We invited "Anna" down to see/"meet" her friends, and see what Marie had done for her as Maid of Honor. She looked suitably pleased, and I've gotten the impression from josh that she can be a bit... controlling? Difficult? Impossible? I try to give her the benefit of the doubt but the way he seems afraid to cross her/me, the more I wonder what exactly is so messed up with their dynamic.
It was nice to put a face to the name, though. Phyiscally, Anna is as different from Val as I could imagine. Only a little bit younger, but tall and willowy (she describes her transformation as "A boob job in reverse, plus my legs turning my nightie into a top.") She's quick to call herself less attractive, but she looks very different, with a long, thin nose, eyes that seem a little close together, and a little bit of an overbite, but I think she looks perfectly nice.

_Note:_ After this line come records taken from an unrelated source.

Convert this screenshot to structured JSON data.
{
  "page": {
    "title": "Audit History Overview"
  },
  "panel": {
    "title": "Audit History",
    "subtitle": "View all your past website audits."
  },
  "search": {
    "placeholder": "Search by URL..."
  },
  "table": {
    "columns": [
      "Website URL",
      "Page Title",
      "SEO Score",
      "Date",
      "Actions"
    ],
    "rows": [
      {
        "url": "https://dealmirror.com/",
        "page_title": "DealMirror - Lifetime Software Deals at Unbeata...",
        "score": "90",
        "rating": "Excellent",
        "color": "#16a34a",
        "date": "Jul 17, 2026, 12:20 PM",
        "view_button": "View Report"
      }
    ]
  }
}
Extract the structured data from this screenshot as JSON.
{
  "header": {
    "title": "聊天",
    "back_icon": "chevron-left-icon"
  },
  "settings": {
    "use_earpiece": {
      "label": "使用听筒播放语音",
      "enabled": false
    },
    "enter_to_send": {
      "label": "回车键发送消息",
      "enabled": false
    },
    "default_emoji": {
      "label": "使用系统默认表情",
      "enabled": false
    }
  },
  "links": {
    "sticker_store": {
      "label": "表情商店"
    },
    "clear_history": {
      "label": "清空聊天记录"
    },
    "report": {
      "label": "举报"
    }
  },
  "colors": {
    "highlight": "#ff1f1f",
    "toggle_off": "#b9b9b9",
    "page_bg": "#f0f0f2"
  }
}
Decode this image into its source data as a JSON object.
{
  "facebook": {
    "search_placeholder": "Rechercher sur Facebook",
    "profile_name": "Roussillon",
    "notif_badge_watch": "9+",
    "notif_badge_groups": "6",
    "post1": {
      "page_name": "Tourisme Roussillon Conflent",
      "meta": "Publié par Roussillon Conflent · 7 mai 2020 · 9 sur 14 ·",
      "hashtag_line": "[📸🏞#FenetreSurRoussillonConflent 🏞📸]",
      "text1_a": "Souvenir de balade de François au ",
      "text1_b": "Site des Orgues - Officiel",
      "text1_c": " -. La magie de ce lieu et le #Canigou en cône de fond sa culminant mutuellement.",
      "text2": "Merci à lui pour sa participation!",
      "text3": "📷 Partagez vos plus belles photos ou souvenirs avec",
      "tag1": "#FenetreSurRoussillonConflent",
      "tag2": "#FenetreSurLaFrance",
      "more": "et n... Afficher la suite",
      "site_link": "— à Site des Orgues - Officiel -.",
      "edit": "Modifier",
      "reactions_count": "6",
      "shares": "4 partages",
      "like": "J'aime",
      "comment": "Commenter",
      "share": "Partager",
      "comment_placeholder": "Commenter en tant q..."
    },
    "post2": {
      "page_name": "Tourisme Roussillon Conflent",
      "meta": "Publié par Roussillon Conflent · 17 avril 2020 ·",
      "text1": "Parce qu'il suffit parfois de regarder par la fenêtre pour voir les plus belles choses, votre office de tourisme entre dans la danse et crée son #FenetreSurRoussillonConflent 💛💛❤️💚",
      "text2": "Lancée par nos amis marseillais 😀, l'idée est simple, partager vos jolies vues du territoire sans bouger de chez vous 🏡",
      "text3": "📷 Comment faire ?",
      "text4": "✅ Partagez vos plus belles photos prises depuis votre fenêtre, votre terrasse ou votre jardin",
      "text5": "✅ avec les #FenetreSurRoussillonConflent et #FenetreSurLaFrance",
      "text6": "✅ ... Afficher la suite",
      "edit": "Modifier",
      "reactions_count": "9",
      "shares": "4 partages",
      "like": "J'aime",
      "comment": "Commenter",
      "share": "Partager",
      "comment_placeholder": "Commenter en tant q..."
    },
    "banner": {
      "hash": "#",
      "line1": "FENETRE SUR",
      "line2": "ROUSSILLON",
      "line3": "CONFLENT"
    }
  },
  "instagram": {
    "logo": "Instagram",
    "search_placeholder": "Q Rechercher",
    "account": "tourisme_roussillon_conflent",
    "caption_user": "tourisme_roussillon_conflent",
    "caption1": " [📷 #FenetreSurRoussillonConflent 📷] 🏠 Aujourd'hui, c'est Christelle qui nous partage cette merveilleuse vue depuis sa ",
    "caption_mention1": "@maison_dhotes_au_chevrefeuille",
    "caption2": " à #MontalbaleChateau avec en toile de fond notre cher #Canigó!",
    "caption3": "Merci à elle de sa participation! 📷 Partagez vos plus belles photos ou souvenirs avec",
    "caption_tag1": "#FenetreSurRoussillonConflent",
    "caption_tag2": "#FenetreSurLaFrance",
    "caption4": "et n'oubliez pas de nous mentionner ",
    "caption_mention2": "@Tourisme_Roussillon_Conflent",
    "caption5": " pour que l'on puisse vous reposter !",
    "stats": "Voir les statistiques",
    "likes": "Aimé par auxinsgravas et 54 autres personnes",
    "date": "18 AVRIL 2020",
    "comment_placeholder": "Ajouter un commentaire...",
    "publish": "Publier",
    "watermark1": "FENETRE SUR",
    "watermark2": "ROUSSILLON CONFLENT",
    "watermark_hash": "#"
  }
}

She was careful not to seem too enthusiastic about it, and coached me on how I should be responding... which is good because I was in a daze and still debating whether to tell her about the bouquet.
What I didn't know is that there's a tradition with Bridal Showers... at the very end of it, who should appear but Josh, brandishing a beautiful bouquet.
For a little while, I really was Val, melting in appreciation. I hated to lay it on thick with her standing right there, but anything less than full sicky sweet couple mode would have seemed odd.
So that was that. I'm still a little twigged about the secret phone, but the bouquet makes me think we were overreacting to the whole thing. Maybe this guy really is as good as he seems... even if my gut is still telling me different.